Dziecięce kroniki
Dziś się z tego śmieję. Kiedy zapytano mnie na przykład gdzie mieszka moja babcia odparłam, że na ulicy. Na pytanie z kim się ożenię, powiedziałam, że z Dominikiem (kuzynem), a zapytana co mu dam powiedziałam, że „buzi”. Moje wspomnienia z dzieciństwa są bardzo miłe.
Dziś technika od tamtego czasu bardzo się rozwinęła, przecież to prawie trzydzieści lat od uwiecznienia tych nagrań. Do dziś nie mam problemu z występem przed publicznością czy nagrywaniem moich „wyczynów” przed kamerą. To dlatego, że stara ruska kamera była ze mną od wczesnych lat dzieciństwa. Miło mi teraz oglądać siebie na ekranie telewizora i słuchać moich popisów recytatorskich podczas różnych uroczystości.
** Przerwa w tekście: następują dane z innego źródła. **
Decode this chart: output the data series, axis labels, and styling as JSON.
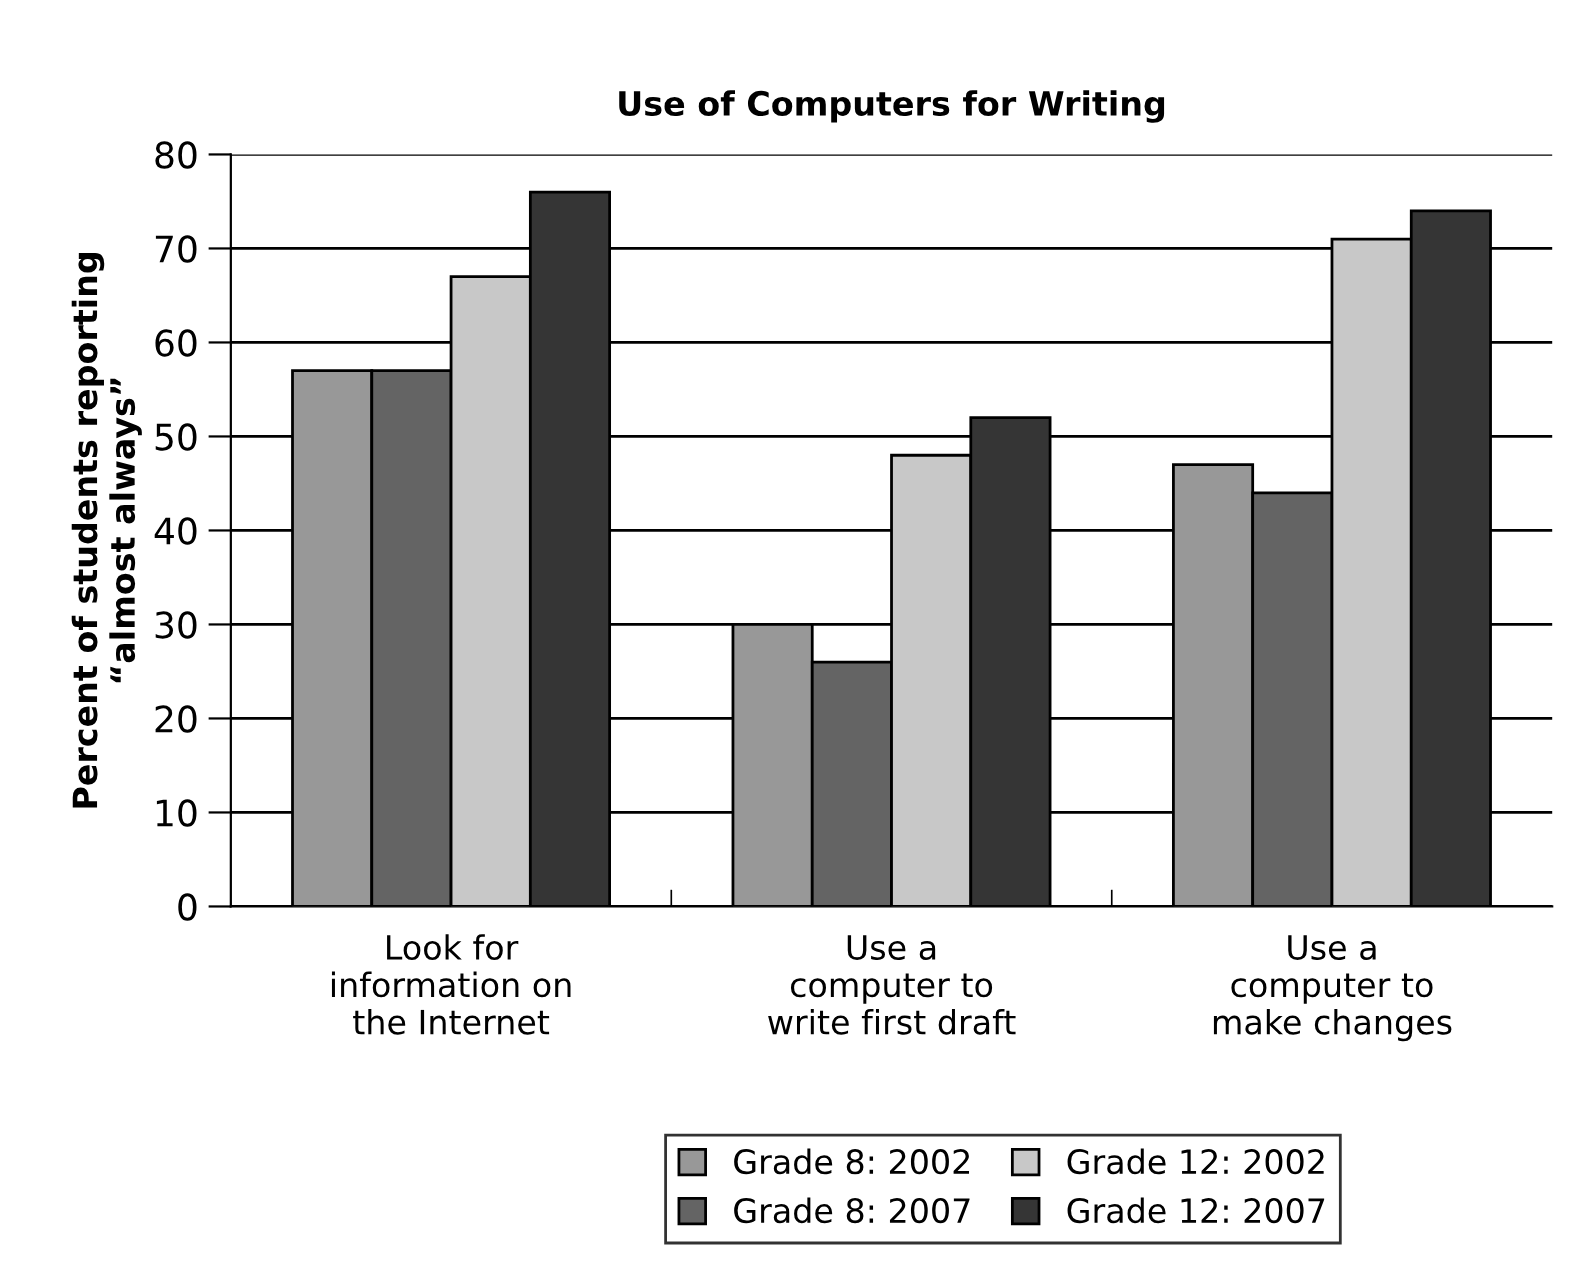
{
  "chart_data": {
    "type": "bar",
    "title": "Use of Computers for Writing",
    "ylabel": "Percent of students reporting\n“almost always”",
    "categories": [
      "Look for\ninformation on\nthe Internet",
      "Use a\ncomputer to\nwrite first draft",
      "Use a\ncomputer to\nmake changes"
    ],
    "series": [
      {
        "name": "Grade 8: 2002",
        "color": "#989898",
        "values": [
          57,
          30,
          47
        ]
      },
      {
        "name": "Grade 8: 2007",
        "color": "#646464",
        "values": [
          57,
          26,
          44
        ]
      },
      {
        "name": "Grade 12: 2002",
        "color": "#c8c8c8",
        "values": [
          67,
          48,
          71
        ]
      },
      {
        "name": "Grade 12: 2007",
        "color": "#353535",
        "values": [
          76,
          52,
          74
        ]
      }
    ],
    "ylim": [
      0,
      80
    ],
    "yticks": [
      0,
      10,
      20,
      30,
      40,
      50,
      60,
      70,
      80
    ],
    "grid": "y",
    "legend": "bottom"
  }
}
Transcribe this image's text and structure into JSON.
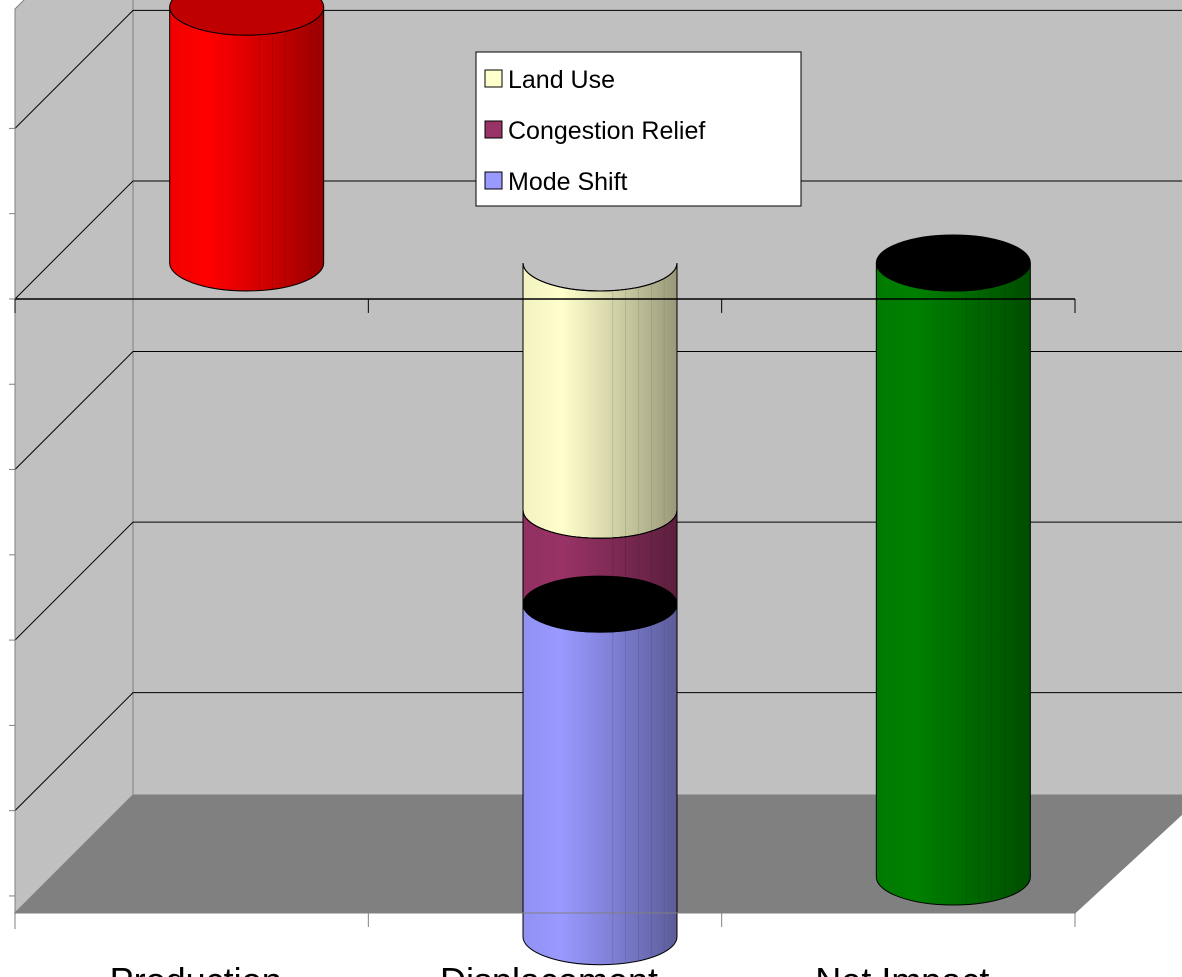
{
  "chart_data": {
    "type": "bar",
    "style": "3d-cylinder",
    "categories": [
      "Production",
      "Displacement",
      "Net Impact"
    ],
    "series": [
      {
        "name": "Land Use",
        "color": "#FFFFCC",
        "values": [
          null,
          -1.45,
          null
        ]
      },
      {
        "name": "Congestion Relief",
        "color": "#993366",
        "values": [
          null,
          -0.55,
          null
        ]
      },
      {
        "name": "Mode Shift",
        "color": "#9999FF",
        "values": [
          null,
          -1.95,
          null
        ]
      },
      {
        "name": "",
        "color": "#FF0000",
        "values": [
          1.5,
          null,
          null
        ]
      },
      {
        "name": "",
        "color": "#008000",
        "values": [
          null,
          null,
          -3.6
        ]
      }
    ],
    "ylim": [
      -3.6,
      1.7
    ],
    "y_gridlines": [
      1.0,
      -1.0,
      -2.0,
      -3.0
    ],
    "grid": true,
    "y_tick_labels_shown": false,
    "legend": {
      "position": "top-center",
      "entries": [
        "Land Use",
        "Congestion Relief",
        "Mode Shift"
      ]
    },
    "colors": {
      "wall": "#C0C0C0",
      "floor": "#808080",
      "cap": "#000000"
    }
  }
}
Na pewno warto zapisywać to co powiedziały nasze dzieci. Dziś służą do tego głównie media elektroniczne. Kartka przecież może się gdzieś zagubić, a ołówek czy długopis może się wytrzeć z upływem czasu. Zapisujmy więc gdziekolwiek tylko możemy.
Nowoczesne aparaty komórkowe mają w swym wyposażeniu kamerę wideo, na której można nagrać choć króciutki występ naszego małego szkraba. Potem z łatwością można to „zrzucić” na komputer. Jeżeli nie posiadamy komputera możemy pójść do profesjonalisty, który zrobi to za nas, zapisując obraz na płytce.
Zobacz także: Rodzinna debata - czy kupić zwierzaka
Kupując aparat cyfrowy kupmy taki z możliwością zapisu krótkiego obrazu wideo. Będziemy mieli na stare lata pamiątkę.
Kiedy nasze dzieci będą miały swoje dzieci pewnie chętnie wrócą do wspomnień. A zapisywane na bieżąco wyczyny naszego zucha pozwolą nam ocenić podczas oglądania jakie maluch robi postępy w mówieniu czy śpiewaniu. Zapewne zauważycie, że z każdym miesiącem czy nawet tygodniem coraz większe. To dopiero będzie radość.